Концовка после текста: Доротея Таннинг. Правда о кометах. 1945
Постижение образа
Душа пребывает там, где внутренний и внешний мир соприкасаются…
Пространство – это динамика воображения…
Всплеск рук, брошенный в голубую даль многовекового горизонта под крылатое эхо ангельской пассакалии, – таково долго тревожащее память впечатление, производимое страстным порывом «человека земного» к «человеку уходящему» на джоттовской фреске капеллы дельи Скровеньи (около 1305–1308 годы, Падуя), знаменующей приближение переворотной для всего последующего художественного развития эпохи Возрождения. «Оплакивание Христа» Джотто – один из ключевых образов выражения «любви к человеку», который дало европейское искусство у самых истоков своего перехода от строго религиозного понимания жизни к чувственно-душевному ее воплощению в периоды ренессансного и «постренессансного» развития. Плачет Иоанн Богослов, невыразимо глубоко скорбит Богородица, рыдают ангелы, самозабвенно отдавшись «слезам о человеке», хотя знают и непоколебимо верят в то, что «смерть – не мрак»1, а путь к Преображению, Воскресению, к Богу. И все же на их глазах «слезы людские» – они плачут о «человеке». На древнерусских иконах нежный сердцем Апостол Иоанн также часто изображается с ликом, потрясенным состраданием. Но более всего, рядом с фреской Джотто вспоминается проникновенный образ «скорбящих сердец» из «Оплакивания Христа» Спасо-Преображенского собора Мирожского монастыря (1130-1140-е годы, Псков). Лирическая устремленность в касании щеки щекой, несмотря на отсутствие внешнего усилия, эмоционально потрясает так же сильно, как и экспрессивная патетика образов Джотто. В основе композиций лежат разные уровни психологизма, однако те чувства, на которых сосредоточено внимание фрескистов, акцентируют один регистр в восприятии «человека» – художественное отражение душевной субстанции в структуре его личности.

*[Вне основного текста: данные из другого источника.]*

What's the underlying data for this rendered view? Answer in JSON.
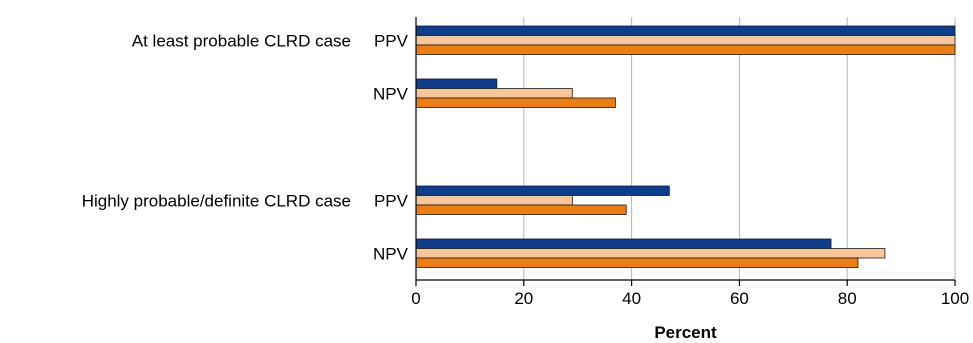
{
  "chart_data": {
    "type": "bar",
    "orientation": "horizontal",
    "xlabel": "Percent",
    "xlim": [
      0,
      100
    ],
    "xticks": [
      0,
      20,
      40,
      60,
      80,
      100
    ],
    "grid": true,
    "groups": [
      {
        "label": "At least probable CLRD case",
        "rows": [
          {
            "label": "PPV",
            "values": [
              100,
              100,
              100
            ]
          },
          {
            "label": "NPV",
            "values": [
              15,
              29,
              37
            ]
          }
        ]
      },
      {
        "label": "Highly probable/definite CLRD case",
        "rows": [
          {
            "label": "PPV",
            "values": [
              47,
              29,
              39
            ]
          },
          {
            "label": "NPV",
            "values": [
              77,
              87,
              82
            ]
          }
        ]
      }
    ],
    "series": [
      {
        "color": "#0b3d91"
      },
      {
        "color": "#f7c79a"
      },
      {
        "color": "#ee7d0f"
      }
    ]
  }
}
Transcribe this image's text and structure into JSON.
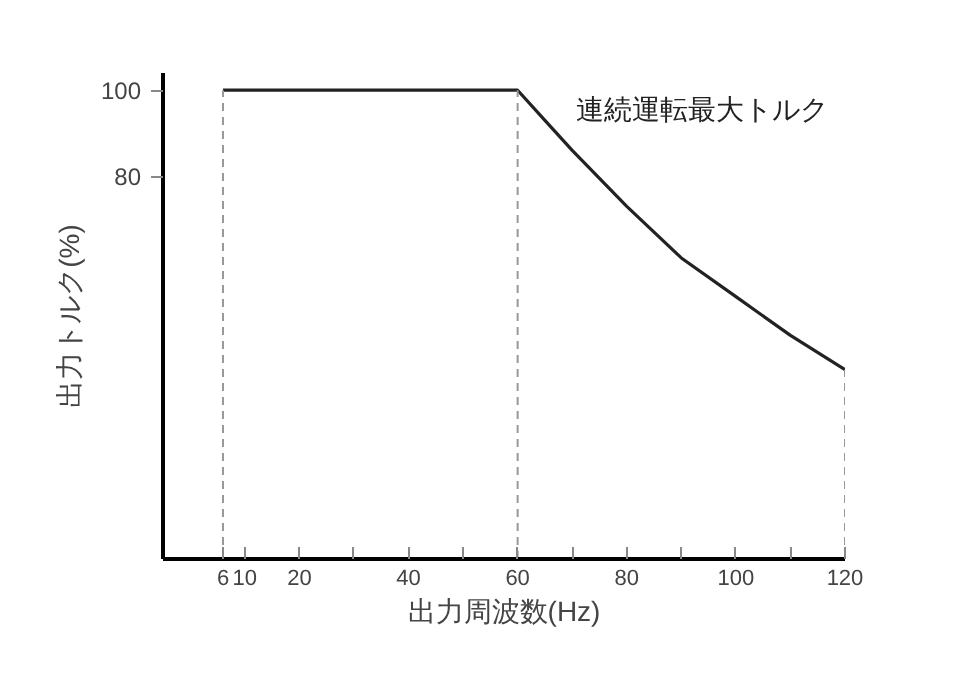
{
  "chart_data": {
    "type": "line",
    "xlabel": "出力周波数(Hz)",
    "ylabel": "出力トルク(%)",
    "x": [
      6,
      60,
      65,
      70,
      80,
      90,
      100,
      110,
      120
    ],
    "series": [
      {
        "name": "連続運転最大トルク",
        "color": "#222222",
        "values": [
          100,
          100,
          93,
          86,
          73,
          61,
          52,
          43,
          35
        ]
      }
    ],
    "xlim": [
      -5,
      120
    ],
    "ylim": [
      -9,
      104
    ],
    "xticks": [
      6,
      {
        "value": 10,
        "label": "10"
      },
      20,
      {
        "value": 30,
        "label": null
      },
      40,
      {
        "value": 50,
        "label": null
      },
      60,
      {
        "value": 70,
        "label": null
      },
      80,
      {
        "value": 90,
        "label": null
      },
      100,
      {
        "value": 110,
        "label": null
      },
      120
    ],
    "yticks": [
      80,
      100
    ],
    "ref_lines": [
      {
        "axis": "x",
        "value": 6,
        "color": "#999999",
        "line_style": "dashed"
      },
      {
        "axis": "x",
        "value": 60,
        "color": "#999999",
        "line_style": "dashed"
      },
      {
        "axis": "x",
        "value": 120,
        "color": "#999999",
        "line_style": "dashed"
      }
    ],
    "grid": false,
    "marker": "none",
    "line_style": "solid"
  }
}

В древнерусском искусстве, – на потенциальном уровне служащем источником созерцательно-элегического настроения, присущего русскому эмоциональному типу в европейском творчестве, – искусстве, насквозь пронизанном духовным началом Божественного Света, глубина душевной (подлинной, но при этом временной, преодолимо земной) боли нашла свое художественное воплощение в таких композициях, как «Распятие», «Успение», «Положение во гроб», «Христос во гробе», «Не рыдай Мене, Мати», «Надгробный плач». Интересно отметить, что для последних иконографических сюжетов, объединенных темой оплакивания, в XVII веке использовали даже особое название – «Уныние»2, – название поэтически-образное, хотя и неожиданное в этическом контексте сопротивления человеческого духа одноименному греху. Тем не менее, в данном случае «Уныние» – выражение «душевного», «сердечного» свойства (в западноевропейской традиции ему соответствует «Пьета» – piet – милосердие). Здесь «замешалось» не богословское или медицинское понятие отчаяния, здесь – область искусства, которому всегда дано чуть-чуть больше, чем узконаучному мышлению, и чуть-чуть меньше, чем сугубо религиозному (в самом широком, разно конфессиональном смысле его проявления). «Я не требую смерти разума, я жду лишь взаимопонимания»3, – писал Вацлав Нижинский о том личном душевном импульсе, который исповедальным придыханием окружает любой эстетически самобытный художественный язык – танец, живопись, музыку.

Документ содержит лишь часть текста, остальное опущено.